Desde comienzos de la década de 1981-90, aproximadamente, y conforme se confirmaba la derrota estratégica del movimiento obrero, vendido desde dentro por la sucesión sin fin de claudicaciones del PCE-CCOO y del PSOE-UGT y aplastado desde fuera por una burguesía envalentonada precisamente por esas claudicaciones, las cada vez más pequeñas y debilitadas organizaciones situadas a la izquierda de ambos bloques político-sindicales empezaron a señalar a ETA como una de las causantes de la derrota, correspondiendo al PCE y al PSOE la otra responsabilidad. A la vez, ya en Hego Euskal Herria, las organizaciones que habían roto con ETA en la segunda mitad de la década de 1961-70, argumentaron a lo largo de la década de 1981-90 que la acción de ETA debilitaba estructuralmente a los nuevos movimientos sociales y populares, militarizándolos, negando su especificidad concreta, supeditándolos a objetivos ajenos y exteriores, atrayendo sobre ellos la represión policial y atemorizando a los posibles nuevos miembros de estos colectivos.
Más tarde, conforme el Estado español incrementaba su nacionalismo imperialista a comienzos de la década de 1991, según aparecían "casualmente" grupos "pacifistas" de todo pelaje que promovían la "movilización de la sociedad civil contra el terrorismo", y según las organizaciones de izquierda iban enflaqueciendo y envejeciendo en edad, la crítica del efecto dañino del militarismo de ETA sobre los movimientos sociales se fue transformando parcialmente en crítica de ese militarismo en sus efectos sobre la sociedad en general. Por último, durante la breve experiencia del proceso de Lizarra-Garazi, dichos críticos se mostraban eufóricos al estar convencidos de la definitiva desaparición de ETA, pero, al concluir esa experiencia volvieron a exigir el cese de sus actividades.

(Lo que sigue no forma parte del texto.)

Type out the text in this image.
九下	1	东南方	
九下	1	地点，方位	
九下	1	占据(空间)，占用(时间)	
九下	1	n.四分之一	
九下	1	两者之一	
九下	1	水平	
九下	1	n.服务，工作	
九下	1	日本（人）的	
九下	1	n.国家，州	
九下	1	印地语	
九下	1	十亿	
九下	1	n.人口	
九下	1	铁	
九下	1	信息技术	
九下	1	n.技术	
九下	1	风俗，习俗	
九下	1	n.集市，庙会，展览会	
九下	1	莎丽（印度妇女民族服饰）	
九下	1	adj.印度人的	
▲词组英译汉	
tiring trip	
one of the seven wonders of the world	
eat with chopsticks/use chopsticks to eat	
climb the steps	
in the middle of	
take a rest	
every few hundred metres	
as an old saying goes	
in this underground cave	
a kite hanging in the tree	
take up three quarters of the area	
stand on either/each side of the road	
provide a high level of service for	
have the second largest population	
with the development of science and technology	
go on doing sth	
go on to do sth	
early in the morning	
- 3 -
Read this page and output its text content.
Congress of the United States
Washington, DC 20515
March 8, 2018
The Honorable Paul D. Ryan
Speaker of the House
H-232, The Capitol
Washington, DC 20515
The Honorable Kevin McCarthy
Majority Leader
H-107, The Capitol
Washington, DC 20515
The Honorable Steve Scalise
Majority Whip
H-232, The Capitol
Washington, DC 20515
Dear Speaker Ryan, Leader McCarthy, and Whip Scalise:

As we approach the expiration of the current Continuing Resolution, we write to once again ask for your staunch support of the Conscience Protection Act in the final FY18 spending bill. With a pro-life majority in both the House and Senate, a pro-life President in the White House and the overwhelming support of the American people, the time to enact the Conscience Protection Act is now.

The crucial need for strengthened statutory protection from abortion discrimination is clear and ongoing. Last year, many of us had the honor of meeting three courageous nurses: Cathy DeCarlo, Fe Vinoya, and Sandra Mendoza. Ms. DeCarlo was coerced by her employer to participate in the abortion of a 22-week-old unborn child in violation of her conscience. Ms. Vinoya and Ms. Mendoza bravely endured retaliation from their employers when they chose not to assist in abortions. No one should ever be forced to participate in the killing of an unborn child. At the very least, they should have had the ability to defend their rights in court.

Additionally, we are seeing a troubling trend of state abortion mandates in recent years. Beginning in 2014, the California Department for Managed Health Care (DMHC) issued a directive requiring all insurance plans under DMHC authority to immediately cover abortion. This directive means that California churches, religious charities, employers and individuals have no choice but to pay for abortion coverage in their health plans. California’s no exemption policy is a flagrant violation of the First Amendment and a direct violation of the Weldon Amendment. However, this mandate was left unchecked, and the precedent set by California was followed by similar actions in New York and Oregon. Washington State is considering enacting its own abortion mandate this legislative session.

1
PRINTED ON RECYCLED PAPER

A lo largo de esta evolución del debate teórico-político se pueden extraer, como mínimo, dos cosas: La primera es que todas estas críticas se mueven siempre dentro de lo que podríamos denominar como "paradigma oficial" de la teoría política estatalista que podemos resumir en tres dogmas: uno, el marco estatal de lucha es el decisivo y estratégico, mientras que los regionales o de las "nacionalidades" son siempre secundarios y tácticos; dos, el "socialismo" sólo puede construirse dentro del marco estatal ya existente, por lo que las "nacionalidades" y regiones deben optar por la unión dentro del Estado, y último, las tácticas de lucha y su interrelación en cada "nacionalidad" deben supeditarse siempre a la unidad estatal del proceso. Es un paradigma oficial que en ningún momento pretende entrar al meollo de la estrategia abertzale tal cual se formó en lo básico entre finales de 1966 y comienzos de 1967, y que podemos resumir muy brevemente en tres diferencias cualitativas con respecto al paradigma oficial estatalista: Uno, Euskal Herria como marco nacional de lucha de liberación nacional y social, como contexto de lucha de clases del pueblo trabajador; para lo que y por lo que, dos, la Independencia, el Socialismo y la Re-euskaldunización constituyen la unidad dialéctica activa en la práctica, y la unidad de objetivos necesarios e irrenunciables; para lo que, y tres, la interrelación de las formas de acción política global es el sistema táctico adecuado según la evolución concreta del proceso de liberación nacional y social.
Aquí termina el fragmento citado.